As indicated in Application Note: Performance Tuning, for greater flexibility user can use NEURONCORE_GROUP_SIZES to specify the groupings of NeuronCores into Neuron devices, each device consisting of one or more NeuronCores. Each worker would take a device. The total number of NeuronCores taken by all the workers should be less than or equal the total number of NeuronCores visible to neuron-rtd. This situation should be considered at full load (MMS scales up to max_workers). Additionally, to properly assign model to Neuron device, the environment NEURONCORE_GROUP_SIZES must be specified within the model server class (ie. in the example above). For example, add the following line within for model compiled to 1 NeuronCore:

os.environ['NEURONCORE_GROUP_SIZES'] = '1'

More information about max_worker limit setting can be found at MMS Management API Documentation. For example, to run up to 4 workers in inf1.xlarge where 4 NeuronCores are available by default to Neuron-RTD, set max_workers to 4:

curl -v -X PUT "http://localhost:8081/models/squeezenet_v1.1_compiled?min_worker=1?max_worker=4"

MMS throws a “mxnet.base.MXNetError: array::at” error

If you see “mxnet.base.MXNetError: array::at” when running MMS please check that NDArray/Gluon API is not used as they are not supported in MXNet-Neuron.

[INFO ] W-9000-squeezenet_v1.1_compiled-stdout - array::at
[INFO ] W-9000-squeezenet_v1.1_compiled - Backend response time: 30
[INFO ] W-9000-squeezenet_v1.1_compiled-stdout - Traceback (most recent call last):
[INFO ] W-9000-squeezenet_v1.1_compiled-stdout -   File "/tmp/models/6606fa046f68a34df87f15362a7a2d9a49749878/", line 82, in handle
[INFO ] W-9000-squeezenet_v1.1_compiled-stdout -     data = self.inference(data)
[INFO ] W-9000-squeezenet_v1.1_compiled-stdout -   File "/tmp/models/6606fa046f68a34df87f15362a7a2d9a49749878/", line 153, in inference
[INFO ] W-9000-squeezenet_v1.1_compiled-stdout -     d.wait_to_read()
[INFO ] W-9000-squeezenet_v1.1_compiled-stdout -   File "/home/user/regression_venv_p3.6/lib/python3.6/site-packages/mxnet/ndarray/", line 1819, in wait_to_read
[INFO ] W-9000-squeezenet_v1.1_compiled-stdout -     check_call(_LIB.MXNDArrayWaitToRead(self.handle))
[INFO ] W-9000-squeezenet_v1.1_compiled-stdout -   File "/home/user/regression_venv_p3.6/lib/python3.6/site-packages/mxnet/", line 253, in check_call
[INFO ] W-9000-squeezenet_v1.1_compiled-stdout -     raise MXNetError(py_str(_LIB.MXGetLastError()))
[INFO ] W-9000-squeezenet_v1.1_compiled-stdout - mxnet.base.MXNetError: array::at
[INFO ] W-9000-squeezenet_v1.1_compiled-stdout - Invoking custom service failed.

MXNet Model Server is not able to clean up Neuron RTD states after model is unloaded

NOTE: this issue is resolved in version released 11/17/2020.

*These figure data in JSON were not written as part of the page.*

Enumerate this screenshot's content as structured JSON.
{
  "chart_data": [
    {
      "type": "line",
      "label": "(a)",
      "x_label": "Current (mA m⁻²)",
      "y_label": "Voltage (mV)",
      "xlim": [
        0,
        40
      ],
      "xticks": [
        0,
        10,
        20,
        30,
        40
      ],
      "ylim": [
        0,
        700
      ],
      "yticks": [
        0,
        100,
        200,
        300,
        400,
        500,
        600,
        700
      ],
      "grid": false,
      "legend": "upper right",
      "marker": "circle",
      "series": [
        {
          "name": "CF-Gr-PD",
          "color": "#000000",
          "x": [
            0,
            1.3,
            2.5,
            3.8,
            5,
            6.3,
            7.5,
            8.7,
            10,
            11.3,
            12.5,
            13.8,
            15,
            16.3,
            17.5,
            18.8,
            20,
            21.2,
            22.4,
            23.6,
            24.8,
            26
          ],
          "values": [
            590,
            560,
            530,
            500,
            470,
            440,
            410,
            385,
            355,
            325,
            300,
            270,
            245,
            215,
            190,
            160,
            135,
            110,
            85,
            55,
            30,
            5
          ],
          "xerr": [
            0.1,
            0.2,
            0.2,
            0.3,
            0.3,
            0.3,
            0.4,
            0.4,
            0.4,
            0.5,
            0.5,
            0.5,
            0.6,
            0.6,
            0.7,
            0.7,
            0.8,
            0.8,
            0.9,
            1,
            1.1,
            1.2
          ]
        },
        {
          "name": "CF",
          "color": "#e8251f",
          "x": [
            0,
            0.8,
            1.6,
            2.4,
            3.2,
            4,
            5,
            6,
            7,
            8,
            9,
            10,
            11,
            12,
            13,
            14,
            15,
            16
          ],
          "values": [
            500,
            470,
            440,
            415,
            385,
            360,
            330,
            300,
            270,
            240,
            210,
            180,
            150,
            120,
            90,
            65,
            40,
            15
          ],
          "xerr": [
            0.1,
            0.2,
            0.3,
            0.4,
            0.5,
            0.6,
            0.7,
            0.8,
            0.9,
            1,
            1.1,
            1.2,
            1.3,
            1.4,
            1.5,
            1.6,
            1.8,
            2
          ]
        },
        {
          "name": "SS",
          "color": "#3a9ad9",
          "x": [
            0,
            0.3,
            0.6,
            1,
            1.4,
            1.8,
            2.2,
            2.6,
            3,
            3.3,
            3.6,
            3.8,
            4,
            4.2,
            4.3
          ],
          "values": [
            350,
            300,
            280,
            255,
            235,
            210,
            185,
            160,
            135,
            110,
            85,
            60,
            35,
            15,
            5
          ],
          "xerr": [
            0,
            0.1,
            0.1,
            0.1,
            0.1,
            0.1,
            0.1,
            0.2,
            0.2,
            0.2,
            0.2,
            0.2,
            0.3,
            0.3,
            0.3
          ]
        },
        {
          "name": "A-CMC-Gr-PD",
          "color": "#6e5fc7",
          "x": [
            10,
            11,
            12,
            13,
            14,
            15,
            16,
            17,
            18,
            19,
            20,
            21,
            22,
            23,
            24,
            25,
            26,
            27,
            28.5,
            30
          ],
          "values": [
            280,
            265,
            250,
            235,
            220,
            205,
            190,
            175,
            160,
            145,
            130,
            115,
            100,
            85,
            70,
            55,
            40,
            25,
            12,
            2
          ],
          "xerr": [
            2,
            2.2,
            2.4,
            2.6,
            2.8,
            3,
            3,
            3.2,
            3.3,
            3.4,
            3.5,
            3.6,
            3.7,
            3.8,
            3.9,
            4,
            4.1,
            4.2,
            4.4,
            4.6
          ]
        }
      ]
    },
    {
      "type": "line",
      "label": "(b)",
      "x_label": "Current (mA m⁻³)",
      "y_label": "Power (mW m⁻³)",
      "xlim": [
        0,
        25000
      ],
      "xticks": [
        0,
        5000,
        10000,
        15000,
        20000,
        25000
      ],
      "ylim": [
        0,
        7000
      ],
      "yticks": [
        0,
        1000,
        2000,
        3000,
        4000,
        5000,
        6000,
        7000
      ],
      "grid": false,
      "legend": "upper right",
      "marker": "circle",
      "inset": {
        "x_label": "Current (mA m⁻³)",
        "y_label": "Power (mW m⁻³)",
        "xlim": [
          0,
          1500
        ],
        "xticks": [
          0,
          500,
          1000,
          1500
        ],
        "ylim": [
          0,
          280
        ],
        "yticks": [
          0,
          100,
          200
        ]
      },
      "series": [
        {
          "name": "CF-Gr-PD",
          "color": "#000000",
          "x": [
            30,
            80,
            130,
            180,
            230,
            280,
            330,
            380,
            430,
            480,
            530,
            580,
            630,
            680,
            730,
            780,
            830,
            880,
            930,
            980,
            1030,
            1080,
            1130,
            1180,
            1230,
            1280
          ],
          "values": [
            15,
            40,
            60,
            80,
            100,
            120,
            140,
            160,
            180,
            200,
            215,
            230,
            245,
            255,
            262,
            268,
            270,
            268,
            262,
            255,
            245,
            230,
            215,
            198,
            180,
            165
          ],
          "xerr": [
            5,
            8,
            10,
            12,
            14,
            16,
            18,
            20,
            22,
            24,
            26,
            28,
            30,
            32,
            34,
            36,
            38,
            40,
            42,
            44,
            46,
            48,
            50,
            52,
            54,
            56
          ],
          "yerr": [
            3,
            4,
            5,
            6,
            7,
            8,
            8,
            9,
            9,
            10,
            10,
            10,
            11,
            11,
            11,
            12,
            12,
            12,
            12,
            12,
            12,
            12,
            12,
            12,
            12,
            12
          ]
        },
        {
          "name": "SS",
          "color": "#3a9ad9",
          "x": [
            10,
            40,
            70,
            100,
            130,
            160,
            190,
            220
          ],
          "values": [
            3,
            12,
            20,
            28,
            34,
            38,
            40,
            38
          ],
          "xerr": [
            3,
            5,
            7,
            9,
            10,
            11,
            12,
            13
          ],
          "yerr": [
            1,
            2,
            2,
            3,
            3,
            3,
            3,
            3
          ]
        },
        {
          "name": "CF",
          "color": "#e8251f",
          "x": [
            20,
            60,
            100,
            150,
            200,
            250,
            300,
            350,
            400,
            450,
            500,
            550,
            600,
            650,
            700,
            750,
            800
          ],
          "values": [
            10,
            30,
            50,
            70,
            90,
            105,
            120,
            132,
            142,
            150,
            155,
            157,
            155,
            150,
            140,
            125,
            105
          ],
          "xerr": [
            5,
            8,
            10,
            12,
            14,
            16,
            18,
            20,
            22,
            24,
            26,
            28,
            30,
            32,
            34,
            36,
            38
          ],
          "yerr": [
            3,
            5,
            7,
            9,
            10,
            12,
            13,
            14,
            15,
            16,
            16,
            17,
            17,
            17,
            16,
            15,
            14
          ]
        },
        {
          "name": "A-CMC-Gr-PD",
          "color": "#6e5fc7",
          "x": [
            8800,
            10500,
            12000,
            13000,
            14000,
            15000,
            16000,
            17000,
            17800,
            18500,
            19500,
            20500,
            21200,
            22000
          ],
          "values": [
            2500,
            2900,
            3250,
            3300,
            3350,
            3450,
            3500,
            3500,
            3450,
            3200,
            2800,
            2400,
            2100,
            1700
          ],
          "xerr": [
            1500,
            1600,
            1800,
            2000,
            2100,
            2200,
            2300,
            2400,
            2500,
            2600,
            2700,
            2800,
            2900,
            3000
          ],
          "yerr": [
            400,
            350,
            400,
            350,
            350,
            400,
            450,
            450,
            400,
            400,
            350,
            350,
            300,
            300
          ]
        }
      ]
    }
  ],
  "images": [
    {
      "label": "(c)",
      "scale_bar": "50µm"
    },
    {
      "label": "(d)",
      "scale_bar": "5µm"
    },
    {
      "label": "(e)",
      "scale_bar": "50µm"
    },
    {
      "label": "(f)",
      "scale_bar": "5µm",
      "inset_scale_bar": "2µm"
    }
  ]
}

MXNet Model Server is not able to clean up Neuron RTD states after model is unloaded (deleted) from model server. Restarting the model server may fail with “Failed to create NEURONCORE_GROUP” error:

mxnet.base.MXNetError: [00:26:59] src/operator/subgraph/neuron/./neuron_util.h:348: Check failed:    0 == create_eg_rsp.status().code(): Failed to create NEURONCORE_GROUP with Neuron-RTD Error. Neuron-RTD Status Code: 9, details: ""

The workaround is to run “/opt/aws/neuron/bin/neuron-cli reset“ to clear Neuron RTD states after all models are unloaded and server is shut down before restarting the model server.